Of course, this is an argument of -possibility-, not probability or
certainty. I'm not at all claiming this is proof that IC systems
weren't -in fact- miraculously "nanoengineered".

And I certainly agree that the origin of the cell and abiogensis are
enormous and utterly unsolved challenges for evolutionary theory. There's
speculation, but nothing at all concrete, SFAIK, anyway. (Presumably, if
evolutionary theory is correct, the first cell was substantially less
sophisticated than the most simple or primitive surviving cells today --
survival of the fittest, after all -- but it's not clear how much that
buys.)

--John

> -----Original Message-----
> From: evolution-owner@udomo2.calvin.edu
> [mailto:evolution-owner@udomo2.calvin.edu]On Behalf Of Joseph
> Mastropaolo
> Sent: Thursday, September 03, 1998 3:59 PM
> To: evolution@calvin.edu
> Subject: Behe's Irreducible Complexity Squared
>
>
> With regard to Stan Zygmunt's inquiry on Behe's irreducible complexity,
> I offered a short summary explaining the impossibility of even a part of
> a living structure "evolving" because nothing functions or has any use
> without all the parts which must be structurally and functionally
> interfaced according to a unique blueprint and all of this requires
> complex nanoengineering.
>
> That was a simplified summary because the parts mentioned are composed
> of proteins by the scores of thousands and each protein has a unique
> blueprint of usually more than 100 (50 to 1000) amino acids of which
> there are about twenty to choose from.
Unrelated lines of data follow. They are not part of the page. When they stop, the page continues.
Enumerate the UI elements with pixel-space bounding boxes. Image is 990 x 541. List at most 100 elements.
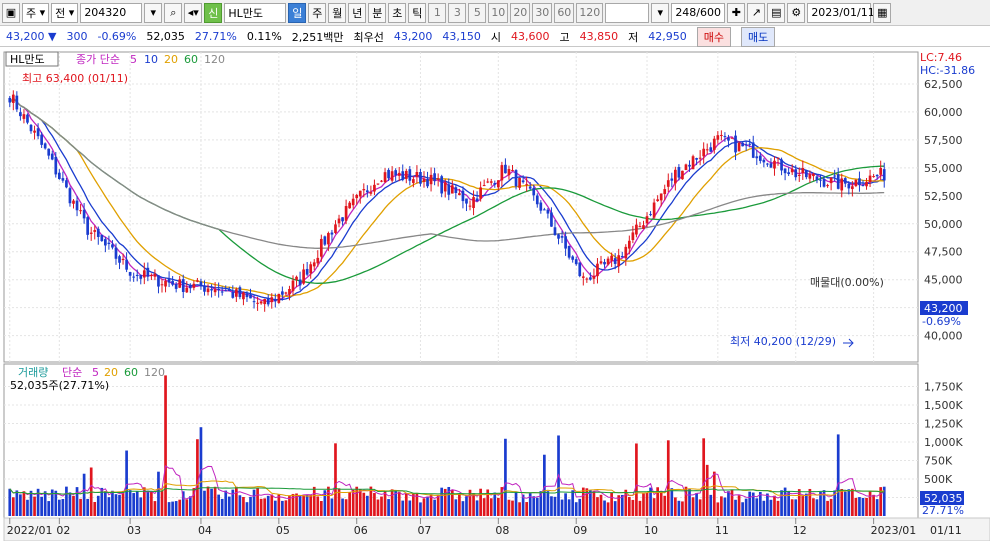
search-icon[interactable]: ⌕ [164,2,183,23]
minute-20[interactable]: 20 [510,2,531,23]
candle-body [670,178,674,181]
candle-body [142,270,146,278]
candle-body [525,184,529,186]
volume-bar [783,487,787,516]
volume-bar [305,494,309,516]
candle-body [564,236,567,249]
tools-icon[interactable]: ↗ [747,2,766,23]
volume-bar [146,490,150,516]
speaker-icon[interactable]: ◂▾ [184,2,203,23]
stock-chart[interactable]: 62,500 60,000 57,500 55,000 52,500 50,000 47,5… [0,48,990,541]
candle-body [365,190,369,193]
volume-bar [574,502,578,516]
count-input[interactable]: 248/600 [671,2,726,23]
volume-bar [649,487,652,516]
candle-body [36,128,40,137]
candle-body [440,176,444,194]
candle-body [656,199,659,202]
candle-body [273,299,277,302]
candle-body [408,169,412,181]
minute-120[interactable]: 120 [576,2,604,23]
volume-bar [235,486,238,516]
candle-body [766,163,769,165]
custom-period-input[interactable] [605,2,650,23]
minute-60[interactable]: 60 [554,2,575,23]
volume-bar [486,489,490,516]
volume-bar [369,486,373,516]
candle-body [521,180,525,183]
buy-button[interactable]: 매수 [696,26,732,47]
volume-bar [415,493,419,516]
volume-bar [107,497,111,516]
candle-body [174,283,178,289]
minute-3[interactable]: 3 [448,2,467,23]
candle-body [344,206,348,221]
volume-bar [390,489,394,516]
minute-5[interactable]: 5 [468,2,487,23]
candle-body [507,169,511,176]
minute-1[interactable]: 1 [428,2,447,23]
volume-bar [224,490,228,516]
candle-body [337,218,341,224]
volume-bar [822,490,826,516]
candle-body [167,278,171,283]
candle-body [794,169,798,178]
volume-bar [638,500,642,516]
candle-body [160,284,164,286]
x-axis: 2022/01 02 03 04 05 06 07 08 09 10 11 12 2023/01 01/1… [7,518,962,537]
lc-label: LC:7.46 [920,51,962,64]
period-minute[interactable]: 분 [368,2,387,23]
ma-10-line [9,97,885,301]
volume-bar [589,490,592,516]
volume-bar [815,499,819,516]
gear-icon[interactable]: ⚙ [787,2,806,23]
volume-bar [259,498,263,516]
minute-10[interactable]: 10 [488,2,509,23]
candle-body [854,179,858,187]
period-month[interactable]: 월 [328,2,347,23]
minute-30[interactable]: 30 [532,2,553,23]
candle-body [15,95,19,110]
volume-bar [865,497,868,516]
ma-20-line [9,97,885,297]
volume-bar [238,495,242,516]
high-note: 최고 63,400 (01/11) [22,72,128,85]
period-year[interactable]: 년 [348,2,367,23]
volume-bar [723,497,727,516]
market-select[interactable]: 주 ▾ [22,2,50,23]
period-second[interactable]: 초 [388,2,407,23]
save-icon[interactable]: ▤ [767,2,786,23]
candle-body [19,112,22,117]
volume-bar [560,499,564,516]
candle-body [327,233,330,245]
type-select[interactable]: 전 ▾ [51,2,79,23]
period-week[interactable]: 주 [308,2,327,23]
candle-body [82,209,86,219]
candle-body [72,200,75,204]
candle-body [865,181,868,187]
candle-body [875,174,879,177]
candle-body [709,147,713,152]
candle-body [376,183,380,185]
volume-bar [546,491,550,516]
date-input[interactable]: 2023/01/11 [807,2,875,23]
candle-body [355,194,359,199]
last-price: 43,200 [924,302,963,315]
layout-icon[interactable]: ▣ [2,2,20,23]
code-dropdown-button[interactable]: ▾ [144,2,163,23]
period-day[interactable]: 일 [288,2,307,23]
calendar-icon[interactable]: ▦ [873,2,892,23]
custom-period-dropdown[interactable]: ▾ [651,2,670,23]
volume-bar [213,486,217,516]
period-tick[interactable]: 틱 [408,2,427,23]
candle-body [744,144,748,146]
candle-body [436,178,440,180]
volume-bar [681,501,684,516]
sell-button[interactable]: 매도 [741,26,776,47]
volume-bar [401,500,405,516]
crosshair-icon[interactable]: ✚ [727,2,746,23]
code-input[interactable]: 204320 [80,2,143,23]
volume-bar [833,490,837,516]
volume-bar [642,493,645,516]
volume-bar [334,443,337,516]
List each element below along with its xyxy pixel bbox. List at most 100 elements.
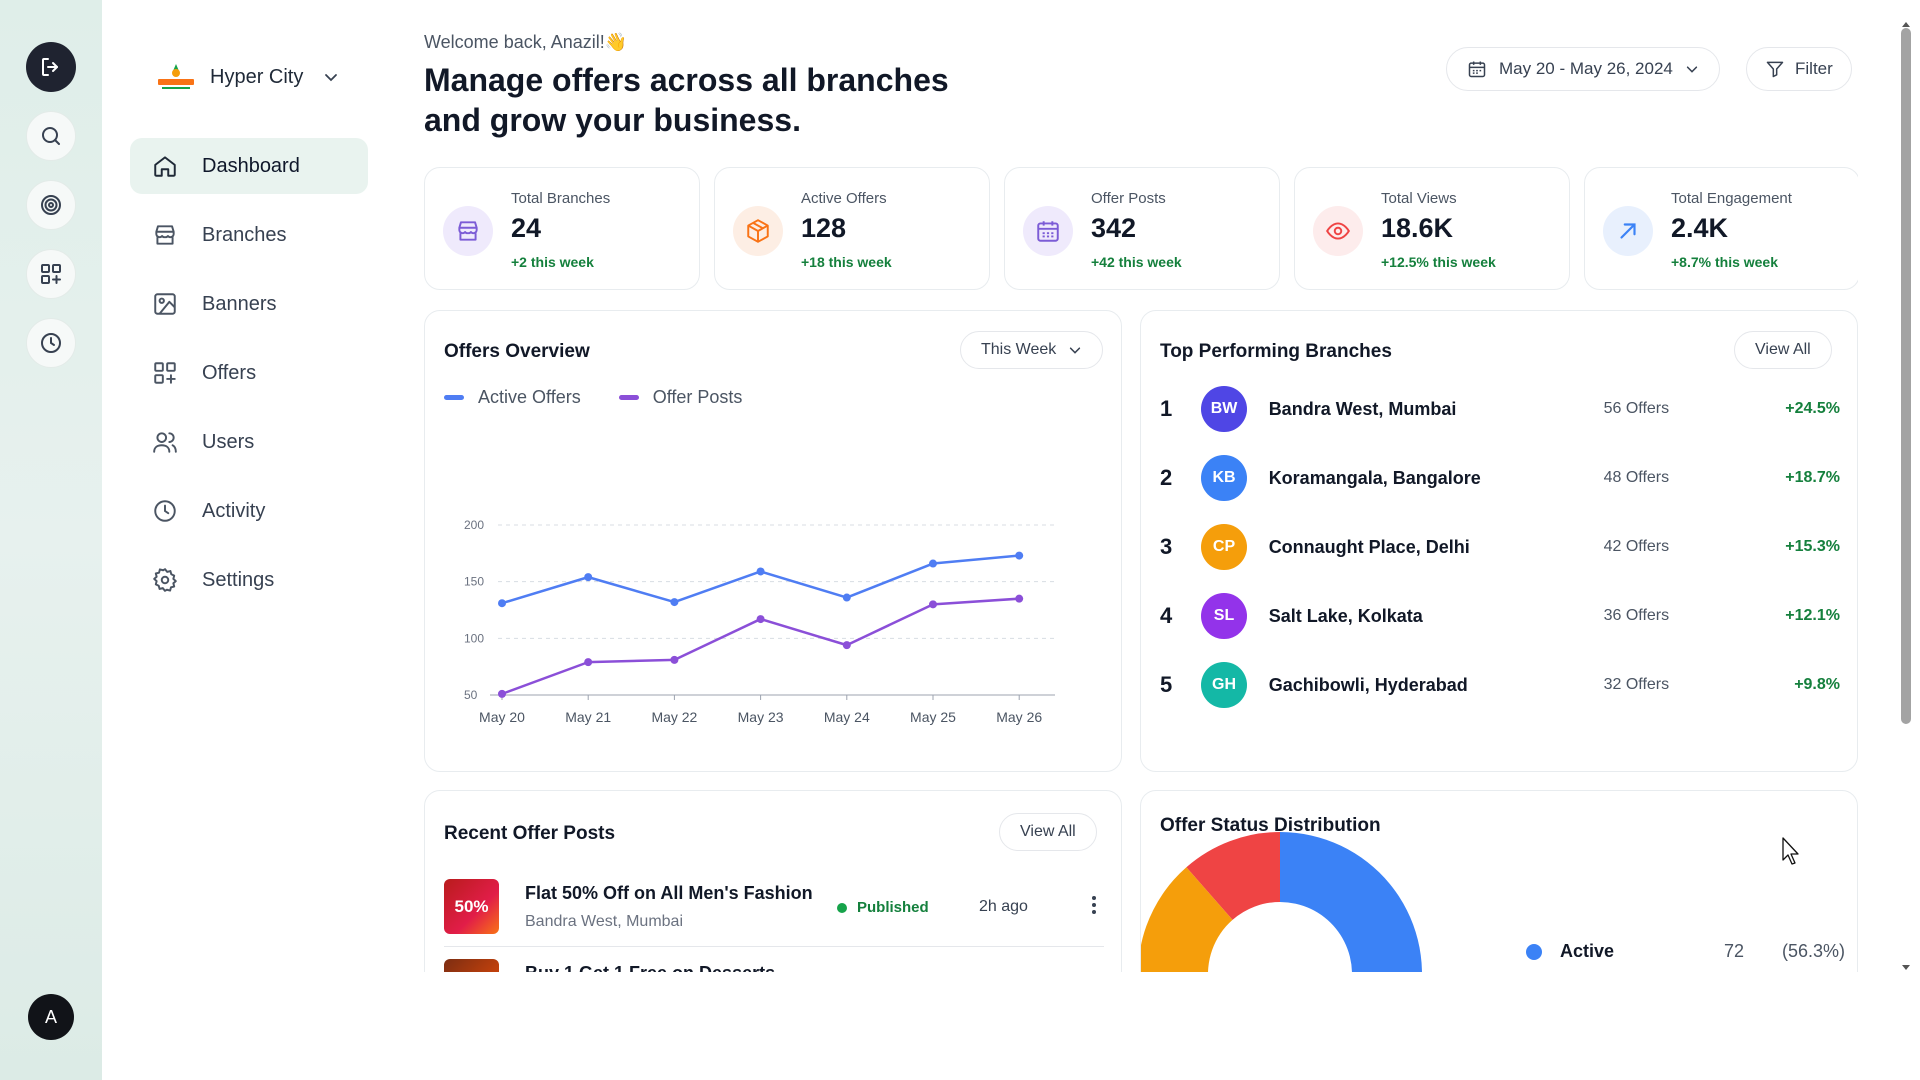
- box-icon: [733, 206, 783, 256]
- calendar-icon: [1468, 61, 1486, 78]
- sidebar-item-branches[interactable]: Branches: [130, 207, 368, 263]
- chart-legend: Active Offers Offer Posts: [444, 387, 742, 408]
- data-point: [929, 559, 937, 568]
- clock-icon[interactable]: [26, 318, 76, 368]
- logout-icon[interactable]: [26, 42, 76, 92]
- stat-value: 2.4K: [1671, 213, 1729, 243]
- page-title-line: Manage offers across all branches: [424, 62, 949, 98]
- branch-row[interactable]: 4 SL Salt Lake, Kolkata 36 Offers +12.1%: [1160, 591, 1840, 641]
- x-tick-label: May 20: [479, 709, 525, 725]
- post-title: Buy 1 Get 1 Free on Desserts: [525, 963, 775, 972]
- branch-avatar: GH: [1201, 662, 1247, 708]
- eye-icon: [1313, 206, 1363, 256]
- stat-card-total-engagement[interactable]: Total Engagement 2.4K +8.7% this week: [1584, 167, 1858, 290]
- period-label: This Week: [981, 341, 1057, 358]
- target-icon[interactable]: [26, 180, 76, 230]
- brand-switcher[interactable]: Hyper City: [154, 60, 339, 94]
- view-all-posts-button[interactable]: View All: [999, 813, 1097, 851]
- branch-name: Bandra West, Mumbai: [1268, 398, 1457, 419]
- legend-percent: (56.3%): [1782, 941, 1846, 961]
- branch-rank: 5: [1160, 672, 1173, 697]
- branch-row[interactable]: 3 CP Connaught Place, Delhi 42 Offers +1…: [1160, 522, 1840, 572]
- filter-button[interactable]: Filter: [1746, 47, 1852, 91]
- sidebar-item-users[interactable]: Users: [130, 414, 368, 470]
- branch-rank: 3: [1160, 534, 1173, 559]
- data-point: [670, 655, 679, 664]
- chevron-down-icon: [1070, 347, 1081, 354]
- donut-slice[interactable]: [1186, 832, 1280, 920]
- legend-swatch: [444, 395, 464, 400]
- legend-item[interactable]: Offer Posts: [618, 387, 742, 408]
- chevron-down-icon: [325, 74, 338, 82]
- period-select[interactable]: This Week: [960, 331, 1104, 369]
- stat-label: Total Branches: [511, 190, 611, 207]
- data-point: [842, 593, 851, 602]
- date-range-picker[interactable]: May 20 - May 26, 2024: [1446, 47, 1720, 91]
- data-point: [498, 689, 506, 698]
- sidebar-item-label: Banners: [202, 292, 277, 315]
- offers-overview-card: Offers Overview This Week Active Offers …: [424, 310, 1122, 772]
- donut-slice-active[interactable]: [1225, 832, 1422, 972]
- sidebar-item-settings[interactable]: Settings: [130, 552, 368, 608]
- post-row[interactable]: Buy 1 Get 1 Free on Desserts: [444, 959, 1104, 972]
- legend-label: Active Offers: [478, 387, 581, 407]
- branch-row[interactable]: 5 GH Gachibowli, Hyderabad 32 Offers +9.…: [1160, 660, 1840, 710]
- card-title: Top Performing Branches: [1160, 341, 1392, 362]
- post-row[interactable]: 50% Flat 50% Off on All Men's Fashion Ba…: [444, 879, 1104, 939]
- stat-label: Total Views: [1381, 190, 1457, 207]
- donut-chart: [1141, 832, 1422, 972]
- data-point: [1015, 594, 1024, 603]
- data-point: [929, 600, 937, 609]
- branch-name: Salt Lake, Kolkata: [1268, 605, 1423, 626]
- card-title: Offer Status Distribution: [1160, 815, 1381, 836]
- sidebar-item-activity[interactable]: Activity: [130, 483, 368, 539]
- stat-delta: +8.7% this week: [1671, 254, 1779, 270]
- sidebar-item-banners[interactable]: Banners: [130, 276, 368, 332]
- donut-slice[interactable]: [1141, 867, 1252, 972]
- stat-card-active-offers[interactable]: Active Offers 128 +18 this week: [714, 167, 990, 290]
- branch-row[interactable]: 1 BW Bandra West, Mumbai 56 Offers +24.5…: [1160, 384, 1840, 434]
- view-all-label: View All: [1755, 341, 1811, 358]
- branch-name: Connaught Place, Delhi: [1268, 536, 1470, 557]
- sidebar-item-offers[interactable]: Offers: [130, 345, 368, 401]
- view-all-branches-button[interactable]: View All: [1734, 331, 1832, 369]
- legend-item[interactable]: Active Offers: [444, 387, 581, 408]
- scroll-up-icon[interactable]: [1900, 18, 1912, 30]
- more-vertical-icon[interactable]: [1084, 893, 1104, 917]
- donut-legend-item[interactable]: Active 72 (56.3%): [1526, 941, 1845, 962]
- branch-growth: +12.1%: [1785, 607, 1840, 624]
- x-tick-label: May 22: [651, 709, 697, 725]
- scrollbar-thumb[interactable]: [1901, 28, 1911, 724]
- avatar[interactable]: A: [28, 994, 74, 1040]
- grid-add-icon[interactable]: [26, 249, 76, 299]
- stat-card-offer-posts[interactable]: Offer Posts 342 +42 this week: [1004, 167, 1280, 290]
- branch-name: Gachibowli, Hyderabad: [1268, 674, 1468, 695]
- x-tick-label: May 26: [996, 709, 1042, 725]
- post-thumbnail: [444, 959, 499, 972]
- stat-label: Offer Posts: [1091, 190, 1166, 207]
- branch-growth: +15.3%: [1785, 538, 1840, 555]
- stat-value: 128: [801, 213, 847, 243]
- y-tick-label: 150: [464, 575, 484, 589]
- stat-card-total-views[interactable]: Total Views 18.6K +12.5% this week: [1294, 167, 1570, 290]
- y-tick-label: 50: [464, 688, 478, 702]
- scrollbar[interactable]: [1900, 18, 1912, 978]
- sidebar-item-label: Dashboard: [202, 154, 300, 177]
- brand-name: Hyper City: [210, 65, 304, 88]
- post-time: 2h ago: [979, 898, 1028, 915]
- stat-value: 24: [511, 213, 542, 243]
- search-icon[interactable]: [26, 111, 76, 161]
- status-dot: [837, 902, 847, 913]
- branch-row[interactable]: 2 KB Koramangala, Bangalore 48 Offers +1…: [1160, 453, 1840, 503]
- chevron-down-icon: [1686, 66, 1698, 73]
- scroll-down-icon[interactable]: [1900, 962, 1912, 974]
- stat-label: Total Engagement: [1671, 190, 1792, 207]
- branch-offers: 32 Offers: [1603, 676, 1670, 693]
- grid-add-icon: [154, 362, 176, 384]
- branch-growth: +9.8%: [1794, 676, 1840, 693]
- stats-row: Total Branches 24 +2 this week Active Of…: [424, 167, 1858, 290]
- hyper-city-logo: [158, 64, 194, 89]
- sidebar-item-dashboard[interactable]: Dashboard: [130, 138, 368, 194]
- stat-card-total-branches[interactable]: Total Branches 24 +2 this week: [424, 167, 700, 290]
So each portion of a part, the
> protein, is composed of scores, perhaps hundreds, of subparts or
> building blocks, the amino acids, and there are twenty different kinds
> of building blocks which must also be flawlessly selected, sequenced,
> joined and made to function according to a unique blueprint. The first
> paragraph renders a superficial description properly known as
> irreducible complexity. This slightly deeper look may be called
> irreducible complexity squared.
>
> And this isn't the whole story either. The further we go, the greater
> the complexity and the more incredible the level of nanoengineering
> required for even one cell. In my opinion, Behe's book is one of the
> most powerful refutations of "evolution" to come along in the last 100
> years.
>
> Note. I put "evolving" and "evolution" in quote marks because the idea,
> more than 2,000 years old, exists and has existed only as a fallacy.